SOCKPUPPET by Matthew Blakstad

SOCKPUPPET - Matthew Blakstad SOCKPUPPET

Matthew Blakstad (www.matthewblakstad.com)

Hodder & Stoughton (www.hodder.co.uk)

£16.99

Days before the nationwide rollout of Number 10’s Digital Citizen initiative, news appears online that the pilot scheme has been hacked, and the data stolen. The source of the information becomes an immediate suspect, but there’s only one problem: famous Parley personality sic_girl doesn’t exist; she’s a piece of software created by hacker Dani Farr to win a bet, and there’s no way she should be revealing the kind of information she has started sharing with the world. Dani finds that her own private life suddenly becomes very public, her career and reputation in tatters. Pressure is also mounting on Minister Bethany Lehrer who has staked her career on Digital Citizen: is the data as safe as she claims, and just who is Mondan Plc, the company who manages the service and the collected data, a company not on the government’s list of sanctioned suppliers?

Matthew Blakstad’s debut novel fuses the political and technological worlds to examine the concept of identity in our increasingly Internet-driven world. In a storyline that might have been torn from the headlines, Sockpuppet looks at what defines us in this world: our identity – our most important asset as members of civilisation – is little more than a set of data stored on vast servers across the globe, a collection of personalities that represent the different versions of “me” that we often present to different audiences. Through the narrative, he asks a number of fundamental questions that should strike fear into the heart of every person who ever provided personal details online: who, despite security provisions and Acts of Parliament, actually has access to our data?
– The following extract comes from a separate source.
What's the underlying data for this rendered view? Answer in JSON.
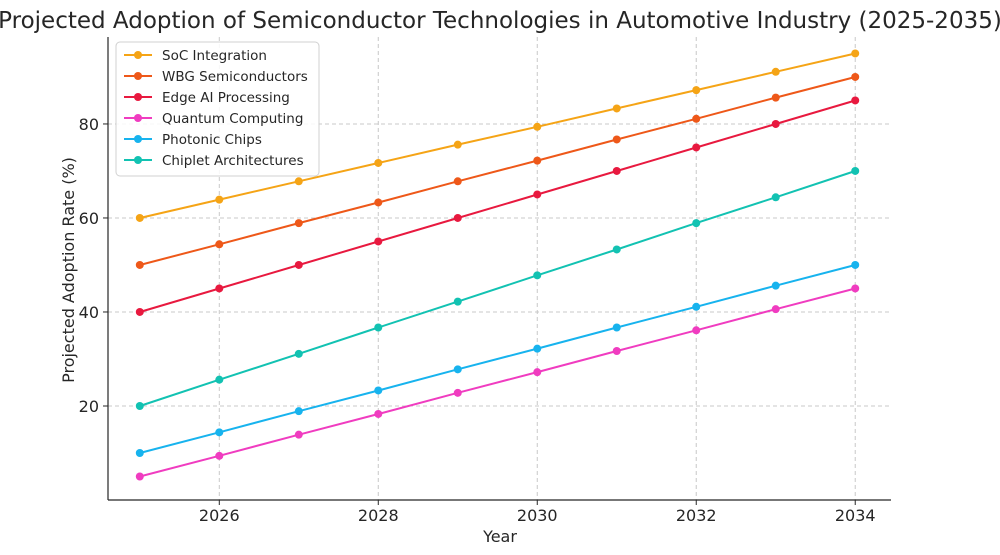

And what happens when our different personalities are linked and cross-referenced, when they start to bleed into one another – what does this mean for that prized ideal for which we all strive: privacy?

It’s a serious message – and one that will make you consider just how much of who you are is no longer in your own hands – presented in an often blackly-comic but always intelligent way. Think The Thick of It written by Neal Stephenson and you’re some way towards understanding what lies behind that grinning pig’s face. The story is told primarily from the points of view of the two main characters, Dani and Bethany. In many ways polar opposites, the women find themselves drawn, in very different ways, into the fray caused by sic_girl’s revelations. On the one hand is Bethany, career politician who talks a good sales pitch but understands little the technology behind the real-world applications of Digital Citizen. Dani, on the other hand, is the archetypal socially inept hacker whose understanding of the technology leads her ask questions, because it shouldn’t be doing what it is doing, and these questions lead Dani into a world of trouble. What’s interesting here is that the two central characters are female, working in what are traditionally male-dominated fields, and Blakstad takes time to look at the continued prevalence of sexism in these fields in particular, and in society in general.

Two characters loom large in the background as the stories of Bethany and Dani play out centre stage. The first is Sean Perce, CEO of Mondan Plc and to all appearances the villain of the piece. A self-made man, Perce is building an empire and looks to be using Lehrer’s project as a means of doing so. As he buys up smaller companies and moves them all into the vicinity of his iconic – and ironically-named – headquarters at 404 City Road, the reader can’t help but question his motives or guess at just how culpable he is in the misfortunes that are haunting both Bethany and Dani. The second character is the ghost (not in the literal sense) of Elyse Martingale, a technological pioneer and political radical who worked with the likes of Turing at Bletchley Park. Sockpuppet is the first book in the Elyse Martingale Cycle, so it’s intriguing to find that she is long dead when the events of the novel occur. But her presence is felt throughout: as well as being the grandmother of Bethany Lehrer, her 1957 book, The Electronic Radical, plays an important role in the development of many of the story’s central players.

I have, for a long time, been a fan of the cyberpunk and post-cyberpunk writings of the likes of Stephenson, or William Gibson, and even the research-laden adventures of the much-missed Michael Crichton. Matthew Blakstad, if his debut novel is anything to go by, fits neatly into this category of writers who like to combine story with detail in an attempt to offer different experiences to different levels of reader. He speaks directly to those of us of a more technological bent through his in-depth discussions on the political and technical issues that surround identity management, his description of social media platform, Parley, or of the technology behind the “personalities” that inhabit the platform, and does so in such a way that the casual reader will also take enjoyment from the reading experience. It’s a fine balance, and one that very few writers manage to find even over the course of several novels, but one that Blakstad strikes without any problems: the story continues to move forward, the reader so engrossed in the writing that the possibility of skipping the detail never crosses the mind.

Brilliant writing and a story that is relevant to every person who has ever used a networked device combine to make Sockpuppet one of the standout debuts of the year. Behind the apt (if coincidental) grinning pig on the front cover is a story that grips you from the outset and leaves you wishing for more as the final page is turned. Darkly comic but intrinsically frightening, this is a cautionary tale of an all-too-possible near future and marks Matthew Blakstad as an extremely talented new voice in the world of speculative fiction.